In these days of very low interest rates, term deposits aren’t paying that much. However, they do offer (almost) guaranteed returns. Conversely, if you invest your savings in the stock market, you could earn much higher returns – but might lose the lot as well.
The other potential advantage of placing your savings in a term deposit is that you can’t touch the money, which means you won’t be tempted to use it for holidays, clothing or something other than your property deposit.

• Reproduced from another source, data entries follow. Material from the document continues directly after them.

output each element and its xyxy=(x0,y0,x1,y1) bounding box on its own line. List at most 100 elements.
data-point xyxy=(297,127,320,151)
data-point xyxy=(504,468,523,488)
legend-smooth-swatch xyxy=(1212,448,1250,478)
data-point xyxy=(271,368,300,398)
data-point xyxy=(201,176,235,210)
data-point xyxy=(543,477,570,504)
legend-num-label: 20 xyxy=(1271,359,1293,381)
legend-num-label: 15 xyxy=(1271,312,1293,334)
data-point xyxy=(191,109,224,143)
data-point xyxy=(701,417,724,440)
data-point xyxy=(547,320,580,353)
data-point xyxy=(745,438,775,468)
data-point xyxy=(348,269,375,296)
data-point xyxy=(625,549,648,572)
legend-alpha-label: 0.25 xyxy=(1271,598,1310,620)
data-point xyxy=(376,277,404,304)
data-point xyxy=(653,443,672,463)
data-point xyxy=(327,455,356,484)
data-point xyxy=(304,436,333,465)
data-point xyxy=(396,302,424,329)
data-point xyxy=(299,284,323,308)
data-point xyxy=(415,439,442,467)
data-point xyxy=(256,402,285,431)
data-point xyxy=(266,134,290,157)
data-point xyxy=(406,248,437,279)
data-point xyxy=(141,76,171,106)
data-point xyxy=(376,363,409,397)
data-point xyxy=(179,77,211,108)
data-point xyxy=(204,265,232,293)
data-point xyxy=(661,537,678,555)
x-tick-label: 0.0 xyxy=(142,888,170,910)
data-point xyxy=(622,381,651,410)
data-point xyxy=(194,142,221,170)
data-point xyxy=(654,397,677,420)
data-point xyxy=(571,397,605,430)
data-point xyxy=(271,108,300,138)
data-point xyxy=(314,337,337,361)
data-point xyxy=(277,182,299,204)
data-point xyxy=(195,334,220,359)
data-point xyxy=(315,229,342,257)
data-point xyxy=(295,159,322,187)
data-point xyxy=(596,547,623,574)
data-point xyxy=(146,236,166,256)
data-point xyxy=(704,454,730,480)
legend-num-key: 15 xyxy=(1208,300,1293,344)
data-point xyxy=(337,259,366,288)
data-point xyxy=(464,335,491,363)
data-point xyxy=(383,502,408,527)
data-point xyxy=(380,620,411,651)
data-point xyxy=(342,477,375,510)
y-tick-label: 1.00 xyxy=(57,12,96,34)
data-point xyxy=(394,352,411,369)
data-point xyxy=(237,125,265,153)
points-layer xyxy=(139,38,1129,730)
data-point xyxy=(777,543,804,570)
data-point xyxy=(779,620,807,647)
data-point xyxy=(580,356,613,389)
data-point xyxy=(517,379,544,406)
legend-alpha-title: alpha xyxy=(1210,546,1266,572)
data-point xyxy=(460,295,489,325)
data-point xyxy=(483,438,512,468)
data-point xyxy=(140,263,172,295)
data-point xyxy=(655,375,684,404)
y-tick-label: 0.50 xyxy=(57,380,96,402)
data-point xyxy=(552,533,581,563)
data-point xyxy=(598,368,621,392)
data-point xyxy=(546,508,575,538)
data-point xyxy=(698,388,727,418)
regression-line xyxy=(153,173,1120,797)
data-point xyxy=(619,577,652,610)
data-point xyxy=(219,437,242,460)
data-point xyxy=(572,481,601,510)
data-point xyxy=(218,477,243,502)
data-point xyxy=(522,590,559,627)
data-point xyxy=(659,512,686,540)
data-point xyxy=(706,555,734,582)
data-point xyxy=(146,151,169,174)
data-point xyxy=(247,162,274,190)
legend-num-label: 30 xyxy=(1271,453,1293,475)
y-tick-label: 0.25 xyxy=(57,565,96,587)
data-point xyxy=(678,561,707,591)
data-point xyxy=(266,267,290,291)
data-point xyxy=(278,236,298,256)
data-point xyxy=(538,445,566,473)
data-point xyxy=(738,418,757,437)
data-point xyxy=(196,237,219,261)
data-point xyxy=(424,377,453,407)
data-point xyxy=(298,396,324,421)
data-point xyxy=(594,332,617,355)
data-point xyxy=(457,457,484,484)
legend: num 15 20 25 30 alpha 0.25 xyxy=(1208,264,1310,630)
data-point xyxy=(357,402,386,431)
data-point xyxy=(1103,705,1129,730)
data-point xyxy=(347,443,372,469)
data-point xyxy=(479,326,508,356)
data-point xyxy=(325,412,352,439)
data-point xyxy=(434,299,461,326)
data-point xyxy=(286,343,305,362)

Smaller institutions may have higher rates than the big banks
Jason and Nikki* were saving for a home and thought they were two or three years away from being able to buy. They’d already saved $50,000, which was sitting in a regular bank account. After discussing their finances and plans, they decided to split that money in two:
- Place $10,000 in an on-call savings account, to cover emergencies
- Invest $40,000 in a two-year term deposit
Jason suggested they take out a term deposit with the same where they were already doing their banking - one of Australia's big four banks. However, Nikki thought a customer-owned institution might offer higher term deposit interest rates. After going online to compare term deposits, Jason and Nikki decided to invest the $40,000 in a two-year term deposit with Hunter United.
Data accurate as of 6 November 2019
The pros and cons of term deposits
Term deposits, like all financial products, come with both positives and negatives:
- Your money is locked away – good if you like being forced to save, but bad if you want your money to be on call
- Your interest rate is set – good if market interest rates are falling, but bad if they’re rising
- Your first $250,000 is protected by the government guarantee – good if you invest less than $250,000, but bad if you invest more
What’s the government guarantee?
The federal government guarantee, officially known as the Financial Claims Scheme, protects the first $250,000 of any deposit you make with an authorised deposit-taking institution. That means:
- If you take out a term deposit with a bank, credit union or building society…
- And it that deposit is less than $250,000…
- And if that institution collapses…
- And if that institution doesn’t return your money…
- And if the government activates the Financial Claims Scheme…
- APRA (Australia’s banking regulator) will generally reimburse you within seven days
Given the government guarantee, and given that Australia’s banks, credit unions and building societies are unlikely to collapse in the first place, a term deposit may be one of the safest investments you could make.
* Jason and Nikki are not real people. This is a hypothetical case study.